One of the key provisions of the End Kidney Deaths Act is the establishment of a national kidney disease registry, which would collect data on patients with kidney diseases and track outcomes to better understand the prevalence and impact of these conditions. This registry would help researchers and healthcare providers identify trends and develop more effective treatments for kidney diseases.
Additionally, the bill includes measures to increase funding for kidney disease research, including grants for innovative research projects and clinical trials. This funding would support efforts to develop new treatments and technologies for kidney diseases, as well as improve access to care for patients with kidney issues.

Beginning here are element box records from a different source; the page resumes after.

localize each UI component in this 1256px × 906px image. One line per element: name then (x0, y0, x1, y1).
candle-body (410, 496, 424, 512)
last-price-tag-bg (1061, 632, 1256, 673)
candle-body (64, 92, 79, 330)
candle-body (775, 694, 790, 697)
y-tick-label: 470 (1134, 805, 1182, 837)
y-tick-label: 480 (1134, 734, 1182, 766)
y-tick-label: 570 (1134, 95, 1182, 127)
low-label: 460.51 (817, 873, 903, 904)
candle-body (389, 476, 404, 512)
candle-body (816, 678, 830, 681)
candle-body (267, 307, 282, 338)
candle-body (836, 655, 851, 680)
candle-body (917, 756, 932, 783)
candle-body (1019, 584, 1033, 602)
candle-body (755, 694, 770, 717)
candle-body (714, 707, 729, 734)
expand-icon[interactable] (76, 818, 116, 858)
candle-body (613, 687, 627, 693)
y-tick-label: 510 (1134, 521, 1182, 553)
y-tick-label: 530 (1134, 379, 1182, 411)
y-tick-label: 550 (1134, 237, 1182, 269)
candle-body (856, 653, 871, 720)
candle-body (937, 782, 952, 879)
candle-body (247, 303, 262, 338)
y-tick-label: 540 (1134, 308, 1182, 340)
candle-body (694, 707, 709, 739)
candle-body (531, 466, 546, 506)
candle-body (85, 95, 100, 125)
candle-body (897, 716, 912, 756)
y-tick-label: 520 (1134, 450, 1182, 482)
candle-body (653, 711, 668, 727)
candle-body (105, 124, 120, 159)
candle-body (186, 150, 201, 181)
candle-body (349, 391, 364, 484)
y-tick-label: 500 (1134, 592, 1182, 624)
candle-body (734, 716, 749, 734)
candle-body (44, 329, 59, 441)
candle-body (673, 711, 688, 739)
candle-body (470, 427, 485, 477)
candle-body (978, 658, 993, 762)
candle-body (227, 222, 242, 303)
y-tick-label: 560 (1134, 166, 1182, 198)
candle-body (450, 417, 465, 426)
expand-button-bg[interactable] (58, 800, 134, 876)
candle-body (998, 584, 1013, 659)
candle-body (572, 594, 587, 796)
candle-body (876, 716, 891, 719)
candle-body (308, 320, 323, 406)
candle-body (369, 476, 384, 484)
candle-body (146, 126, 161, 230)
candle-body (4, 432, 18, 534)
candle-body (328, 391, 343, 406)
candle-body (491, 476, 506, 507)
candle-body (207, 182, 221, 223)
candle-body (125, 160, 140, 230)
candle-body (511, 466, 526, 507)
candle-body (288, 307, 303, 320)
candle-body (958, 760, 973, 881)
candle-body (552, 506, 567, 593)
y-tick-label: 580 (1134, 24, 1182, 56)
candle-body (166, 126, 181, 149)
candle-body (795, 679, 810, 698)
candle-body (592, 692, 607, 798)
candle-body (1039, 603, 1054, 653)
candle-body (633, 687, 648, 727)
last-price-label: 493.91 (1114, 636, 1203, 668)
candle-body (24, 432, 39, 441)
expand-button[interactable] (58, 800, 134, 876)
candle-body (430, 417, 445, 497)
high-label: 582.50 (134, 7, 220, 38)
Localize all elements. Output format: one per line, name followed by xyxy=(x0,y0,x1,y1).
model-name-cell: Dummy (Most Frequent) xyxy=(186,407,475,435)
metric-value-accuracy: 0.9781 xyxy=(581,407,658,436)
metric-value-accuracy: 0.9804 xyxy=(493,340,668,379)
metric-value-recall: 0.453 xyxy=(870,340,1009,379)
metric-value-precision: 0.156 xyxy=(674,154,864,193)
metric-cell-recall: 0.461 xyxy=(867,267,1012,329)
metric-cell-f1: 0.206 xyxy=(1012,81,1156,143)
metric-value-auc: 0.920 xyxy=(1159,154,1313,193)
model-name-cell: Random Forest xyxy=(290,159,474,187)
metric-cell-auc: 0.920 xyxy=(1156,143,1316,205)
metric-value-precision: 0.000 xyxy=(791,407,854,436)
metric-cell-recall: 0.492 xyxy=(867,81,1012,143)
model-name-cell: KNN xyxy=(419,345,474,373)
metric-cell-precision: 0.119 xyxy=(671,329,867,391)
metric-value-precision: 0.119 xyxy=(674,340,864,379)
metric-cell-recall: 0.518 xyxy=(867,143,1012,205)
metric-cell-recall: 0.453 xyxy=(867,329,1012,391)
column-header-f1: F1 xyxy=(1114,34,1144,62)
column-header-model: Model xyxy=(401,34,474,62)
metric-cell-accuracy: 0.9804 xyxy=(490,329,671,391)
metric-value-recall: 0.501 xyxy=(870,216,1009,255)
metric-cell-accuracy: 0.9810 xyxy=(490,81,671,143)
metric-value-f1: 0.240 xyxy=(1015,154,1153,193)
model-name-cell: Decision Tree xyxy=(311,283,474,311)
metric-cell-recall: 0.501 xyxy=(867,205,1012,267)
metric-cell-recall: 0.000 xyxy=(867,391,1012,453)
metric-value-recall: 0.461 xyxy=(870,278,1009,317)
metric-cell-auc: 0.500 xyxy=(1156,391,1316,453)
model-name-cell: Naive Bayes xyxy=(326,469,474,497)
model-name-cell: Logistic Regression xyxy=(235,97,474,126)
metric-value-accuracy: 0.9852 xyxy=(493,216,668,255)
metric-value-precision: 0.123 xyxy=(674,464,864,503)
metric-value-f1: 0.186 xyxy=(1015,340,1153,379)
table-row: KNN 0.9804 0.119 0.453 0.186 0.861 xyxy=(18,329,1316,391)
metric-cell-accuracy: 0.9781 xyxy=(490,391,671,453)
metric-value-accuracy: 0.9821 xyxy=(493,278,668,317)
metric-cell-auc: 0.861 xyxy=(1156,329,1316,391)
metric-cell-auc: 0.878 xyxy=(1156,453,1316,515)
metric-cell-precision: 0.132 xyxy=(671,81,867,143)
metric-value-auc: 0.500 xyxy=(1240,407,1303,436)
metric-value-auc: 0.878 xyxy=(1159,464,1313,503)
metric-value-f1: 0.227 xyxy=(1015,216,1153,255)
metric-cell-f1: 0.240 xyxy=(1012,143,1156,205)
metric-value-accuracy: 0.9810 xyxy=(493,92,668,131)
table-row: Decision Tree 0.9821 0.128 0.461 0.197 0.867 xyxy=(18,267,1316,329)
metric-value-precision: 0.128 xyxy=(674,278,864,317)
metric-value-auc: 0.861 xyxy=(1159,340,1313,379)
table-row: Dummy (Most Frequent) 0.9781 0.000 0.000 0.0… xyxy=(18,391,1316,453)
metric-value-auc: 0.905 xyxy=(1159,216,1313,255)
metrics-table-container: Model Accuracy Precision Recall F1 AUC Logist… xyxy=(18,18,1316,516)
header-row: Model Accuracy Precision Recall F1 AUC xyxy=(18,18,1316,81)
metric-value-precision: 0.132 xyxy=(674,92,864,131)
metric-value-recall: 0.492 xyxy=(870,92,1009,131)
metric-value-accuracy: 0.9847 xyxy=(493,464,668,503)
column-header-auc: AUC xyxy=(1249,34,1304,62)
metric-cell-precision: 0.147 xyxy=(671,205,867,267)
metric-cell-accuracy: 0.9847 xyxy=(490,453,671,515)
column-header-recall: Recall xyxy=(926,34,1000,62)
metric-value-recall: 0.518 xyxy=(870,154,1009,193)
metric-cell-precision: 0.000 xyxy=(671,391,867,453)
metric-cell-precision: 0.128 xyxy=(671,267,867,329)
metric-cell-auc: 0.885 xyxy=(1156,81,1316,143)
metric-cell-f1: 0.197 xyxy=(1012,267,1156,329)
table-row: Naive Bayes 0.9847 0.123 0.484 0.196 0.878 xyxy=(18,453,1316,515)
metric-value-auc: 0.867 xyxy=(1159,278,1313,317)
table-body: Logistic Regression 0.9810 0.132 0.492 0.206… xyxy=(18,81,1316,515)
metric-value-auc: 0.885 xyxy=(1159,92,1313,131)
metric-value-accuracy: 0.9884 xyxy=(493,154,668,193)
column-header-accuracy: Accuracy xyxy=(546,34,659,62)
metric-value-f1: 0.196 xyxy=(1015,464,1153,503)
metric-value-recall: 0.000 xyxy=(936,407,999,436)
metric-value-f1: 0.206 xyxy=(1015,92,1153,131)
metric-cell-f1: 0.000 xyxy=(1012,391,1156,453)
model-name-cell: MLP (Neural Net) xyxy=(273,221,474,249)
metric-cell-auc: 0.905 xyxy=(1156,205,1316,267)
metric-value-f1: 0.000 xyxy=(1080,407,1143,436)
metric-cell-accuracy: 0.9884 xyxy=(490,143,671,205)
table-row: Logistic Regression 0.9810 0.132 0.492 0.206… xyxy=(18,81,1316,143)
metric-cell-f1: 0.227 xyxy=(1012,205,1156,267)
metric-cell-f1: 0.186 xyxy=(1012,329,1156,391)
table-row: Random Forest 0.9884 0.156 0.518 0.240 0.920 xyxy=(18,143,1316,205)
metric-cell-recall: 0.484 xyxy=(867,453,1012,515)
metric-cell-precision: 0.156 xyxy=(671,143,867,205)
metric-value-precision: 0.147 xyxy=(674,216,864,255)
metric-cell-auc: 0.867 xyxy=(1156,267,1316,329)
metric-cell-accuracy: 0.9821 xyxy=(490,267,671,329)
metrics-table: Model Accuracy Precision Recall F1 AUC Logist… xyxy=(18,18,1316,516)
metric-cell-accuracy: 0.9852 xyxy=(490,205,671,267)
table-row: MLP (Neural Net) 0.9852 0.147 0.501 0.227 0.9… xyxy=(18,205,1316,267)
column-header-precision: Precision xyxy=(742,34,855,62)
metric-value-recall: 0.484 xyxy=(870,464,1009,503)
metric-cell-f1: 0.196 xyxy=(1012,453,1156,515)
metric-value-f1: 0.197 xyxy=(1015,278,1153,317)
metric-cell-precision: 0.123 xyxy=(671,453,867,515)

The End Kidney Deaths Act also aims to promote early detection and treatment of kidney diseases by expanding access to screening and diagnostic services. This includes increasing funding for community health centers and other healthcare providers to offer kidney screenings to at-risk populations, as well as implementing educational programs to raise awareness about the importance of kidney health.
Overall, the End Kidney Deaths Act is a comprehensive piece of legislation that seeks to address the high rate of kidney-related deaths in the US through improved access to care, increased research funding, and early detection and treatment initiatives. If passed, this bill has the potential to make a significant impact on the lives of individuals with kidney diseases and reduce the overall burden of kidney-related deaths in the country.